Fareden fareye ilk yüz nakli ile tıp dünyasında dikkatleri üzerine çeken, bu çalışmasıyla Türkiye’de yüz nakillerinin de önünü açan Balıkesir Üniversitesi Tıp Fakültesi Plastik ve Rekonstrüktif Cerrahi Ana Bilim Dalı Öğretim Üyesi Doç. Dr. Betül Gözel Ulusal, geçtiğimiz haftalarda verdiği röportajda, bu tür ameliyatlarda her organ alıcısının mutlaka bir risk altında olduğunu belirterek ameliyatın sonunda elde edilecek kazanç zararı karşılıyorsa bu riskin göze alınabilir olduğunu, aksi halde böyle
operasyonların yapılmasının imkansız olduğunu söylemişti.

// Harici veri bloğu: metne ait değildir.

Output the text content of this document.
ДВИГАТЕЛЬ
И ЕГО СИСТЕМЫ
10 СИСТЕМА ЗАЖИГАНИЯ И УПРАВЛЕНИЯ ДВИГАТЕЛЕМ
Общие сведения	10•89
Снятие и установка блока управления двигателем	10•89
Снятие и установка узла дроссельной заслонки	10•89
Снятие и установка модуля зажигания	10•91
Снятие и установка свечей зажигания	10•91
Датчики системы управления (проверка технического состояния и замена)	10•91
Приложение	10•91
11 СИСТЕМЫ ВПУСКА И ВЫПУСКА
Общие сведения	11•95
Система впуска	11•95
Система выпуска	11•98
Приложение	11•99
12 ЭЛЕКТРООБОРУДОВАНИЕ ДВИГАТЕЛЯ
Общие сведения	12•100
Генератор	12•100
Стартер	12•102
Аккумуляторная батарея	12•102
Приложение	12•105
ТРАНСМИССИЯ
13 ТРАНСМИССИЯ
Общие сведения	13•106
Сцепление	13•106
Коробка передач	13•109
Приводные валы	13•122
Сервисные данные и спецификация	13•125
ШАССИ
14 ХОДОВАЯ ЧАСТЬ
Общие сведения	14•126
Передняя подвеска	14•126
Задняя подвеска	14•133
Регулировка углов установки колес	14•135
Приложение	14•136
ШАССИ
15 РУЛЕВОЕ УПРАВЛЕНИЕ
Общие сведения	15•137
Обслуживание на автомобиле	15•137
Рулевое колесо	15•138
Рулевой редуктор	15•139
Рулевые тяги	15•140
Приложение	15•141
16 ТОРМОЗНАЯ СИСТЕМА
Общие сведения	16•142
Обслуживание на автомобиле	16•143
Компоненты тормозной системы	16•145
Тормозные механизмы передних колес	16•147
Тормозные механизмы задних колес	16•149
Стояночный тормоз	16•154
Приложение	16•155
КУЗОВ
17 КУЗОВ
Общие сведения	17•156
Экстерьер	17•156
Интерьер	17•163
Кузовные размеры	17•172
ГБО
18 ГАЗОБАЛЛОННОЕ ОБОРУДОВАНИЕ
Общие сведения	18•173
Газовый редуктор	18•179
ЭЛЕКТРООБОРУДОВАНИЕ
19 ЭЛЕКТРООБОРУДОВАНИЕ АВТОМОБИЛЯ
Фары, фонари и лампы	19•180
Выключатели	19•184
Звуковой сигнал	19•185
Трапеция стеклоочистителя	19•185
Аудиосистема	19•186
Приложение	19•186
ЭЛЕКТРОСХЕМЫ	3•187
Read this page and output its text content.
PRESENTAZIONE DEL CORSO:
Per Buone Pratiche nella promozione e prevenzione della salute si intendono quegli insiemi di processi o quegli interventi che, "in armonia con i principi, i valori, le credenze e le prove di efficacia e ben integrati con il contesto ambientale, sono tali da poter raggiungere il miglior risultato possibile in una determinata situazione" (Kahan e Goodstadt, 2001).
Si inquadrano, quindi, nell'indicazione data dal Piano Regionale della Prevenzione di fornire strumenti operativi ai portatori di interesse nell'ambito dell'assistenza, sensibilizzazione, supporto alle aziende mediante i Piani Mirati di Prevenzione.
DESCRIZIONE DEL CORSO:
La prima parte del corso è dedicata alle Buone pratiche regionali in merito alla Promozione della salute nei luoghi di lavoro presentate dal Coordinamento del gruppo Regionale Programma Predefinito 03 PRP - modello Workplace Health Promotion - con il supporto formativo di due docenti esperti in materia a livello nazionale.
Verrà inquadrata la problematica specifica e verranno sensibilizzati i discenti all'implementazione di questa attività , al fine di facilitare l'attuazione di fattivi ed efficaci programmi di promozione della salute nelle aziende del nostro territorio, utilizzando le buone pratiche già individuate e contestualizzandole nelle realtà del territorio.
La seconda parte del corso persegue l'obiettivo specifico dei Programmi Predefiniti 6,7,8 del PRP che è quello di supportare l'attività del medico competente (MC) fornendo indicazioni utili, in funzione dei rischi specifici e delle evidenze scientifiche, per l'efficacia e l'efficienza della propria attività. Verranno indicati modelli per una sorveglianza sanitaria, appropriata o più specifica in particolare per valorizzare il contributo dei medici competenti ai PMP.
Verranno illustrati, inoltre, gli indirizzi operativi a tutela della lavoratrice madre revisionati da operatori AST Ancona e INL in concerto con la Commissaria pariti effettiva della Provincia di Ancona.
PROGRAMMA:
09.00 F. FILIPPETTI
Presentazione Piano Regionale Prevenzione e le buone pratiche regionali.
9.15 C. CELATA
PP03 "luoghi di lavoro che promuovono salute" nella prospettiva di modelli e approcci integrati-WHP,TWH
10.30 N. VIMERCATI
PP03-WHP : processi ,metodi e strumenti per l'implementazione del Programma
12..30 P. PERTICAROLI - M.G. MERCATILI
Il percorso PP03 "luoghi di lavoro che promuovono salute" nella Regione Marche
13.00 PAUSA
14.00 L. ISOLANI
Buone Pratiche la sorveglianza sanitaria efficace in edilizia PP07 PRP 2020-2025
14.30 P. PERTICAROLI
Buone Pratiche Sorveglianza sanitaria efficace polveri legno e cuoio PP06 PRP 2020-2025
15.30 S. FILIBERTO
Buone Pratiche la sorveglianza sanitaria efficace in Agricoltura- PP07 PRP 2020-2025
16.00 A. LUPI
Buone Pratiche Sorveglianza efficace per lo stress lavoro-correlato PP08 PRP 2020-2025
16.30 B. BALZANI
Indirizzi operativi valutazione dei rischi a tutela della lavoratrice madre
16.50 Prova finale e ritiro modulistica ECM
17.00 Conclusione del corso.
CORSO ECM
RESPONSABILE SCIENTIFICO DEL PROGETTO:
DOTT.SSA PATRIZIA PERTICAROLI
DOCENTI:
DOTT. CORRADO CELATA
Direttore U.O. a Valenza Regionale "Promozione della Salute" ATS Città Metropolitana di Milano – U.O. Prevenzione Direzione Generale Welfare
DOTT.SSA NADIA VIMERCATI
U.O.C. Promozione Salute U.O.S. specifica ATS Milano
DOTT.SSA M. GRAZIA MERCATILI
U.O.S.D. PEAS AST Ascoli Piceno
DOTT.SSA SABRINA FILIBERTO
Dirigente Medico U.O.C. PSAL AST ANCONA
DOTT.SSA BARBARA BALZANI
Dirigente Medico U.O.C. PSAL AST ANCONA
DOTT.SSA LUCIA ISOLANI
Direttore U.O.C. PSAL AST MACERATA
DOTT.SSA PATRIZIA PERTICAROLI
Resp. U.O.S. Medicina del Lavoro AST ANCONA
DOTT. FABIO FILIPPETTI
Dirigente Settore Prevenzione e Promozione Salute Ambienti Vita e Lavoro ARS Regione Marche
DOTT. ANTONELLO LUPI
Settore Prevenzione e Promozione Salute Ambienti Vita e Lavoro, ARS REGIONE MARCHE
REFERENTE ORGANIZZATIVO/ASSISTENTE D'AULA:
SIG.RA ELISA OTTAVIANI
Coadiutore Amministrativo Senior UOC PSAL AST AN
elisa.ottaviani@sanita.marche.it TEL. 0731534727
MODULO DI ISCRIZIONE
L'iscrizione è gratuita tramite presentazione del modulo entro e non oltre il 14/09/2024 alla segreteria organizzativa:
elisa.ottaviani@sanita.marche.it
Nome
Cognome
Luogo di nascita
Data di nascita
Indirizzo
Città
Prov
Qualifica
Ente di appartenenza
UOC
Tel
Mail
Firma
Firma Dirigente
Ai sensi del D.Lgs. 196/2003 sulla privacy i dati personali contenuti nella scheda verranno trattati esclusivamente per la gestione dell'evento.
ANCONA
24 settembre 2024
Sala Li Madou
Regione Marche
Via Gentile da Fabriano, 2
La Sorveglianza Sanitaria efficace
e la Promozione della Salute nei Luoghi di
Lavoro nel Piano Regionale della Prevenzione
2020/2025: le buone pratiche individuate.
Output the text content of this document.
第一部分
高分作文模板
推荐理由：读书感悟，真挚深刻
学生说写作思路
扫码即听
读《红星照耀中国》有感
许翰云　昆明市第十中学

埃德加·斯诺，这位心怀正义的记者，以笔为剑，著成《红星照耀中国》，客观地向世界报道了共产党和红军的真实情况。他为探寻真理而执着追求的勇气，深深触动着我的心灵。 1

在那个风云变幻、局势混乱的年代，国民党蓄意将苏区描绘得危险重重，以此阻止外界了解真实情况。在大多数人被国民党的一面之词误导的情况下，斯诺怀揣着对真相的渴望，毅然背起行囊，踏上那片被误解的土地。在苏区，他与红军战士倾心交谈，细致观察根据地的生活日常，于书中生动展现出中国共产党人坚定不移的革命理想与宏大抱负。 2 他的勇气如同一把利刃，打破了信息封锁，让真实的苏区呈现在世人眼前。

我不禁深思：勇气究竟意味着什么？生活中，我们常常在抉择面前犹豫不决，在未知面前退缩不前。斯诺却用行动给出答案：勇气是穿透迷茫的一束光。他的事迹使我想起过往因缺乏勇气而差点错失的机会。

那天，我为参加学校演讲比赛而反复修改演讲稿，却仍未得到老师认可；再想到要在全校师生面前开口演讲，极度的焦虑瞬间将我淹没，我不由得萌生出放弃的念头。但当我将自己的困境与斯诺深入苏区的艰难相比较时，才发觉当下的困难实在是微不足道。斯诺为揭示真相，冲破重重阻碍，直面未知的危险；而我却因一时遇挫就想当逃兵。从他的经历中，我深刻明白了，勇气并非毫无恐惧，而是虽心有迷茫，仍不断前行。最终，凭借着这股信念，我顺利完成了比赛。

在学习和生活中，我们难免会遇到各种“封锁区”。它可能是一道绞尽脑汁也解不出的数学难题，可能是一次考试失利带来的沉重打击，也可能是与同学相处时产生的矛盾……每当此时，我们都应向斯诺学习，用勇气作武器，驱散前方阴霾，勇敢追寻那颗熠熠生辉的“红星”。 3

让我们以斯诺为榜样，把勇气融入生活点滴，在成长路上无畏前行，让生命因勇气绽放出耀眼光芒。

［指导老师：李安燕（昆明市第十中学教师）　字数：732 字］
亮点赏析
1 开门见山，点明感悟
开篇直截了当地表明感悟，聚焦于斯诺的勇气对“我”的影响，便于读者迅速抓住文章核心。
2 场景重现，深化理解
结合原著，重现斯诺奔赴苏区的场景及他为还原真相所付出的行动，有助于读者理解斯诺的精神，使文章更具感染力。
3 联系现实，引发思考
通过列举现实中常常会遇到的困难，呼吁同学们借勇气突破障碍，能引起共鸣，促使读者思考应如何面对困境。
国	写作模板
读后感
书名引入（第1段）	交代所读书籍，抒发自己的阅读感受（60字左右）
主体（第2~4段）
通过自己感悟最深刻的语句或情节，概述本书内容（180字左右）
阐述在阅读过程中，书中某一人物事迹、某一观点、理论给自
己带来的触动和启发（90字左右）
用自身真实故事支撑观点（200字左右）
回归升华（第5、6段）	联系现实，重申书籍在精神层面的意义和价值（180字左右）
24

Antalya’daki yüz naklinde öncelikle nakledilen flep kısmının aktarılan dokunun hangi katmanlarını içerdiğini soran Ulusal, sinir onarımlarının ne şekilde yapıldığı gibi teknik konuları merak ettiğini anlatmıştı. Her organ alıcısı için mutlaka yan etki ihtimallerinin var olduğunu söyleyen Ulusal, "İç organ nakilleri (kalp, karaciğer, böbrek vs.) hayat kurtardığı için tartışılmadı. Bu ameliyatları yapmazsanız hasta bir şekilde yaşar gider. Ancak siz bu nakilleri yaparak hastaya bir şekilde zarar da vermiş
oluyorsunuz, riske atmış oluyorsunuz. Biz hekimlik andında önce, ’Zarar verme’ diye ant içeriz. Yani hastaya yaklaşırken bizim ilk yaptığımız zarar vermemektir" demişti.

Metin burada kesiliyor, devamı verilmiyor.